The German army was just as Nazified as the rest of Germany. There may have been exceptions, like the 20 July Assassination plot conspirators, but they remained exceptions which proved the rule, and it should be noted that many of those figures were far from anti-Nazi, and more anti-Hitler. Claus Von Stauffenberg, as noted by his contemporary who knew him, Hans Gisevius, was just as totalitarian and antisemitic. By all counts, there is little reason to think that Stauffenberg was anything but fed up with Hitler's mismanagement and complete ineptitude during the war (see Hans Gisevius, To the bitter end [Boston: Houghton Mifflin Company, 1947]).

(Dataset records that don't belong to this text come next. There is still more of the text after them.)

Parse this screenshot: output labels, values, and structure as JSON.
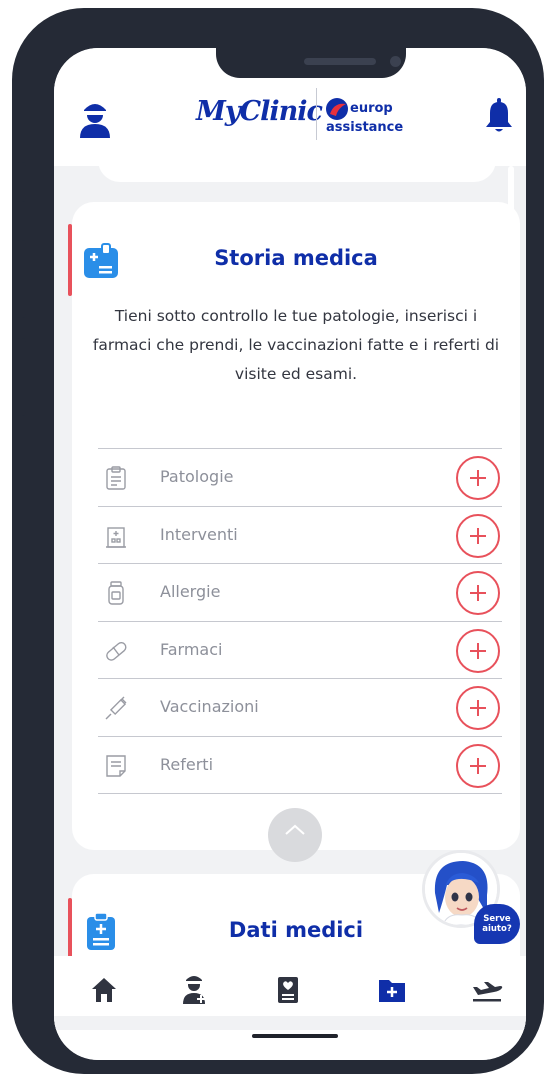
{
  "header": {
    "app_logo_text": "MyClinic",
    "partner_logo_line1": "europ",
    "partner_logo_line2": "assistance"
  },
  "card": {
    "title": "Storia medica",
    "description": "Tieni sotto controllo le tue patologie, inserisci i farmaci che prendi, le vaccinazioni fatte e i referti di visite ed esami.",
    "items": [
      {
        "label": "Patologie",
        "icon": "clipboard-icon"
      },
      {
        "label": "Interventi",
        "icon": "hospital-icon"
      },
      {
        "label": "Allergie",
        "icon": "medicine-jar-icon"
      },
      {
        "label": "Farmaci",
        "icon": "pill-icon"
      },
      {
        "label": "Vaccinazioni",
        "icon": "syringe-icon"
      },
      {
        "label": "Referti",
        "icon": "report-icon"
      }
    ]
  },
  "card2": {
    "title": "Dati medici"
  },
  "assistant": {
    "bubble_line1": "Serve",
    "bubble_line2": "aiuto?"
  },
  "tabbar": {
    "active_index": 3,
    "tabs": [
      "home-icon",
      "doctor-icon",
      "medical-record-icon",
      "medical-folder-icon",
      "flight-icon"
    ]
  },
  "colors": {
    "brand_blue": "#0f2ea8",
    "accent_red": "#e8515b",
    "text_grey": "#8d909a",
    "icon_blue": "#2a8ee8"
  }
}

The reasons for their acceptance of totalitarianism are likely those equivalent to why we see many alt-right and totalitarian movements sprouting up in the Americas and Europe today. From an economic standpoint, as Robert Paxton points out, capitalism and fascism may not have always been the most friendly, but they made good bedfellows, see Robert O. Paxton, The Anatomy of Fascism (New York: Vintage Books, 2004), 208. Likewise, fascists have a tendency to unify around nationalist rhetoric which strikes home, and also is very appealing to conservative values about women, children, traditionalism, and more, see Jason Stanley, How Fascism Works: The Politics of Us and Them (New York: Random House, 2018). Additionally, the mythmaking process, i.e. that process by which fascists distort or fabricate a mythic past for their nation and its selected "true" people (in Nazi Germany's case, Aryan Germans), becomes very easily believed and swallowed, especially when it becomes state propaganda used both inside and outside of schools in an aggressive strategy to reach all, see George S. Williamson, The Longing for Myth in Germany: Religion and Aesthetic Culture from Romanticism to Nietzsche (Chicago: University of Chicago Press, 2004).

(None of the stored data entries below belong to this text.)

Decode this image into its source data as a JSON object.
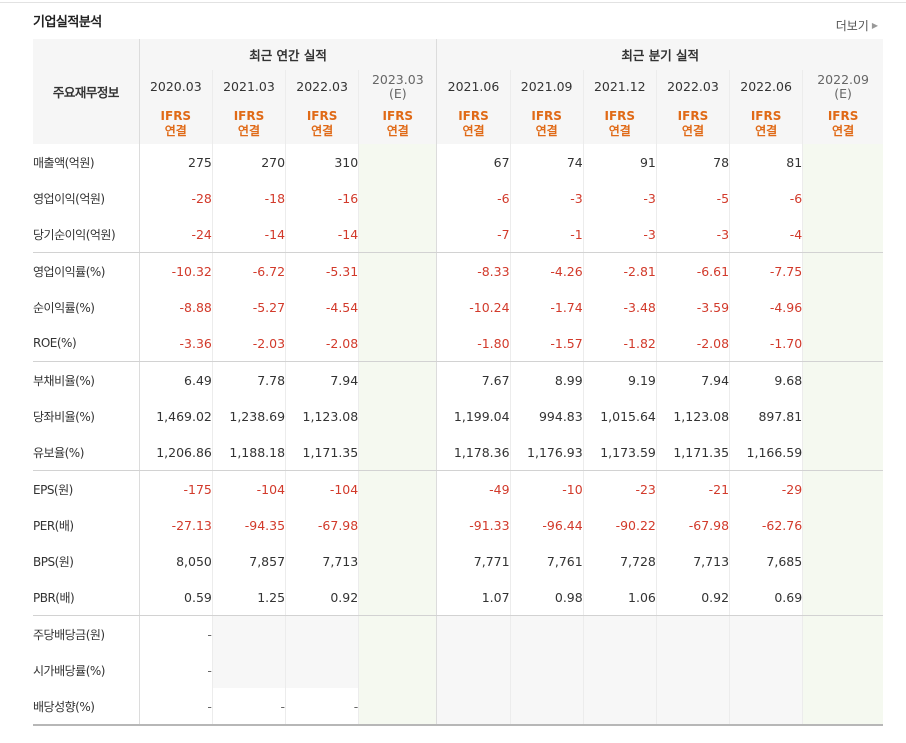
{
  "section": {
    "title": "기업실적분석",
    "more_label": "더보기"
  },
  "header": {
    "corner_label": "주요재무정보",
    "annual_group": "최근 연간 실적",
    "quarter_group": "최근 분기 실적",
    "ifrs_line1": "IFRS",
    "ifrs_line2": "연결",
    "periods": [
      {
        "label": "2020.03",
        "sub": ""
      },
      {
        "label": "2021.03",
        "sub": ""
      },
      {
        "label": "2022.03",
        "sub": ""
      },
      {
        "label": "2023.03",
        "sub": "(E)"
      },
      {
        "label": "2021.06",
        "sub": ""
      },
      {
        "label": "2021.09",
        "sub": ""
      },
      {
        "label": "2021.12",
        "sub": ""
      },
      {
        "label": "2022.03",
        "sub": ""
      },
      {
        "label": "2022.06",
        "sub": ""
      },
      {
        "label": "2022.09",
        "sub": "(E)"
      }
    ]
  },
  "rows": [
    {
      "label": "매출액(억원)",
      "values": [
        "275",
        "270",
        "310",
        "",
        "67",
        "74",
        "91",
        "78",
        "81",
        ""
      ]
    },
    {
      "label": "영업이익(억원)",
      "values": [
        "-28",
        "-18",
        "-16",
        "",
        "-6",
        "-3",
        "-3",
        "-5",
        "-6",
        ""
      ]
    },
    {
      "label": "당기순이익(억원)",
      "values": [
        "-24",
        "-14",
        "-14",
        "",
        "-7",
        "-1",
        "-3",
        "-3",
        "-4",
        ""
      ]
    },
    {
      "label": "영업이익률(%)",
      "values": [
        "-10.32",
        "-6.72",
        "-5.31",
        "",
        "-8.33",
        "-4.26",
        "-2.81",
        "-6.61",
        "-7.75",
        ""
      ]
    },
    {
      "label": "순이익률(%)",
      "values": [
        "-8.88",
        "-5.27",
        "-4.54",
        "",
        "-10.24",
        "-1.74",
        "-3.48",
        "-3.59",
        "-4.96",
        ""
      ]
    },
    {
      "label": "ROE(%)",
      "values": [
        "-3.36",
        "-2.03",
        "-2.08",
        "",
        "-1.80",
        "-1.57",
        "-1.82",
        "-2.08",
        "-1.70",
        ""
      ]
    },
    {
      "label": "부채비율(%)",
      "values": [
        "6.49",
        "7.78",
        "7.94",
        "",
        "7.67",
        "8.99",
        "9.19",
        "7.94",
        "9.68",
        ""
      ]
    },
    {
      "label": "당좌비율(%)",
      "values": [
        "1,469.02",
        "1,238.69",
        "1,123.08",
        "",
        "1,199.04",
        "994.83",
        "1,015.64",
        "1,123.08",
        "897.81",
        ""
      ]
    },
    {
      "label": "유보율(%)",
      "values": [
        "1,206.86",
        "1,188.18",
        "1,171.35",
        "",
        "1,178.36",
        "1,176.93",
        "1,173.59",
        "1,171.35",
        "1,166.59",
        ""
      ]
    },
    {
      "label": "EPS(원)",
      "values": [
        "-175",
        "-104",
        "-104",
        "",
        "-49",
        "-10",
        "-23",
        "-21",
        "-29",
        ""
      ]
    },
    {
      "label": "PER(배)",
      "values": [
        "-27.13",
        "-94.35",
        "-67.98",
        "",
        "-91.33",
        "-96.44",
        "-90.22",
        "-67.98",
        "-62.76",
        ""
      ]
    },
    {
      "label": "BPS(원)",
      "values": [
        "8,050",
        "7,857",
        "7,713",
        "",
        "7,771",
        "7,761",
        "7,728",
        "7,713",
        "7,685",
        ""
      ]
    },
    {
      "label": "PBR(배)",
      "values": [
        "0.59",
        "1.25",
        "0.92",
        "",
        "1.07",
        "0.98",
        "1.06",
        "0.92",
        "0.69",
        ""
      ]
    },
    {
      "label": "주당배당금(원)",
      "values": [
        "-",
        "",
        "",
        "",
        "",
        "",
        "",
        "",
        "",
        ""
      ]
    },
    {
      "label": "시가배당률(%)",
      "values": [
        "-",
        "",
        "",
        "",
        "",
        "",
        "",
        "",
        "",
        ""
      ]
    },
    {
      "label": "배당성향(%)",
      "values": [
        "-",
        "-",
        "-",
        "",
        "",
        "",
        "",
        "",
        "",
        ""
      ]
    }
  ],
  "colors": {
    "negative": "#d23a2b",
    "ifrs": "#e06a17",
    "estimate_bg": "#f5f9f0",
    "empty_bg": "#f7f7f7"
  }
}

So... in short, the German army was just as Nazified as the rest of Germany. The myth of the "Clean Wehrmacht" is nothing but a pseudohistory which is promoted in an attempt to save the face of the German military, an effort which was largely run by ex-Nazi officers and ex-Nazi scholars, trying to retroactively redeem themselves and try to reintegrate into society, where they could once again begin fascist endeavors. It is a quite real attempt at mythmaking Germany's past once again, as noted above.